Experience and Professional Development
Associating work and capability, the second line of interrogation consider work jointly from an individual and collective viewpoint. It involves an examination of the capability concept, understood in terms of the power to act resulting from the interaction between individuals and their environment. The emphasis is placed on the analysis of the different factors, both personal and environmental, which shape the power to act in a given situation. This leads us to consider the different ways in which work makes sense for people and how its lived experience impacts the course of individual biographies (L. Thévenot, B. Zimmermann). Professional development is approached both from the perspective of professional experience, to the extent that it can be socially objectified through the evaluation of others, and from the perspective of individuals’ personal experience of work. Such an approach leads to explore the tensions between different levels of understanding : work as a source of revenue and economic value ; as a source of accomplishment and self-realization ; but also as a source of identity and social recognition. The collective project ANR/DFG DEVENT ‘Professional Development and the Power to Act of Employees : France and Germany through the Prism of the Multinational’ (J. Kaedtler et B. Zimmermann) pursues this line of questioning in collaboration with colleagues from SOFI Göttingen.
Participation, Forms of Engagement and Collective Action
The third line of inquiry explores the way in which work and capabilities interact simultaneously at the level of biographical pathways and of the collective structuration of work (S. Marguin).

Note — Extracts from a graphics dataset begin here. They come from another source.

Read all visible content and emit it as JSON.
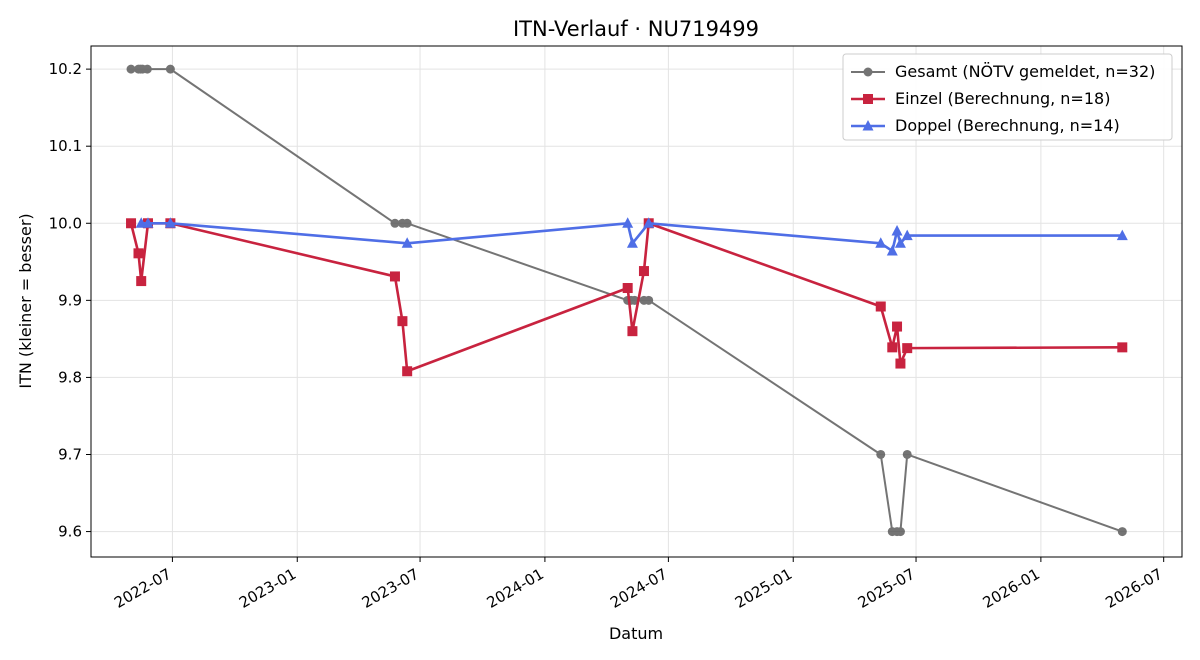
{
  "chart_data": {
    "type": "line",
    "title": "ITN-Verlauf · NU719499",
    "xlabel": "Datum",
    "ylabel": "ITN  (kleiner = besser)",
    "x_type": "date",
    "xlim": [
      "2022-03-03",
      "2026-07-28"
    ],
    "ylim": [
      9.567,
      10.23
    ],
    "x_ticks": [
      "2022-07",
      "2023-01",
      "2023-07",
      "2024-01",
      "2024-07",
      "2025-01",
      "2025-07",
      "2026-01",
      "2026-07"
    ],
    "y_ticks": [
      9.6,
      9.7,
      9.8,
      9.9,
      10.0,
      10.1,
      10.2
    ],
    "grid": true,
    "legend_position": "top-right",
    "series": [
      {
        "name": "Gesamt (NÖTV gemeldet, n=32)",
        "color": "#404040",
        "marker": "circle",
        "points": [
          [
            "2022-05-01",
            10.2
          ],
          [
            "2022-05-12",
            10.2
          ],
          [
            "2022-05-15",
            10.2
          ],
          [
            "2022-05-18",
            10.2
          ],
          [
            "2022-05-25",
            10.2
          ],
          [
            "2022-06-28",
            10.2
          ],
          [
            "2023-05-25",
            10.0
          ],
          [
            "2023-06-05",
            10.0
          ],
          [
            "2023-06-12",
            10.0
          ],
          [
            "2024-05-02",
            9.9
          ],
          [
            "2024-05-07",
            9.9
          ],
          [
            "2024-05-12",
            9.9
          ],
          [
            "2024-05-26",
            9.9
          ],
          [
            "2024-06-02",
            9.9
          ],
          [
            "2025-05-10",
            9.7
          ],
          [
            "2025-05-27",
            9.6
          ],
          [
            "2025-06-03",
            9.6
          ],
          [
            "2025-06-08",
            9.6
          ],
          [
            "2025-06-18",
            9.7
          ],
          [
            "2026-05-01",
            9.6
          ]
        ]
      },
      {
        "name": "Einzel (Berechnung, n=18)",
        "color": "#c8233f",
        "marker": "square",
        "points": [
          [
            "2022-05-01",
            10.0
          ],
          [
            "2022-05-12",
            9.961
          ],
          [
            "2022-05-16",
            9.925
          ],
          [
            "2022-05-26",
            10.0
          ],
          [
            "2022-06-28",
            10.0
          ],
          [
            "2023-05-25",
            9.931
          ],
          [
            "2023-06-05",
            9.873
          ],
          [
            "2023-06-12",
            9.808
          ],
          [
            "2024-05-02",
            9.916
          ],
          [
            "2024-05-09",
            9.86
          ],
          [
            "2024-05-26",
            9.938
          ],
          [
            "2024-06-02",
            10.0
          ],
          [
            "2025-05-10",
            9.892
          ],
          [
            "2025-05-27",
            9.839
          ],
          [
            "2025-06-03",
            9.866
          ],
          [
            "2025-06-08",
            9.818
          ],
          [
            "2025-06-18",
            9.838
          ],
          [
            "2026-05-01",
            9.839
          ]
        ]
      },
      {
        "name": "Doppel (Berechnung, n=14)",
        "color": "#4f6ee6",
        "marker": "triangle",
        "points": [
          [
            "2022-05-16",
            10.0
          ],
          [
            "2022-05-26",
            10.0
          ],
          [
            "2022-06-28",
            10.0
          ],
          [
            "2023-06-12",
            9.974
          ],
          [
            "2024-05-02",
            10.0
          ],
          [
            "2024-05-09",
            9.974
          ],
          [
            "2024-06-02",
            10.0
          ],
          [
            "2025-05-10",
            9.974
          ],
          [
            "2025-05-27",
            9.964
          ],
          [
            "2025-06-03",
            9.99
          ],
          [
            "2025-06-08",
            9.974
          ],
          [
            "2025-06-18",
            9.984
          ],
          [
            "2026-05-01",
            9.984
          ]
        ]
      }
    ]
  }
}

We approach the question of work collectives from different angles : with regards to the resources they offer and the constraints they impose on the power to act; in relation to engagement and participation ; and with regards to their determining role in our evaluation and ‘valuation’ of work. Insofar as the question of collectives is inseparably tied to the question of the values associated with work, it also raises the issue of the principles of justice at the workplace and thus opens the possibility of exchange and discussion with the third research pole of the Georg Simmel Centre concerning the Spaces of Normativity. The research workshop ‘Individuals and collective’ (F. Letourneux, B. Zimmermann) brings together the research projects which pursue this possibility.
Each of these modes of interrogation functions on at least three distinct levels of analysis : namely at the level of institutions, organizations and biographical pathways. This multi-level approach is fundamental to all research on work carried out by the Centre Georg Simmel. Another characteristic is the embedding of this research within a resolutely transnational perspective, which opens towards Germany and beyond.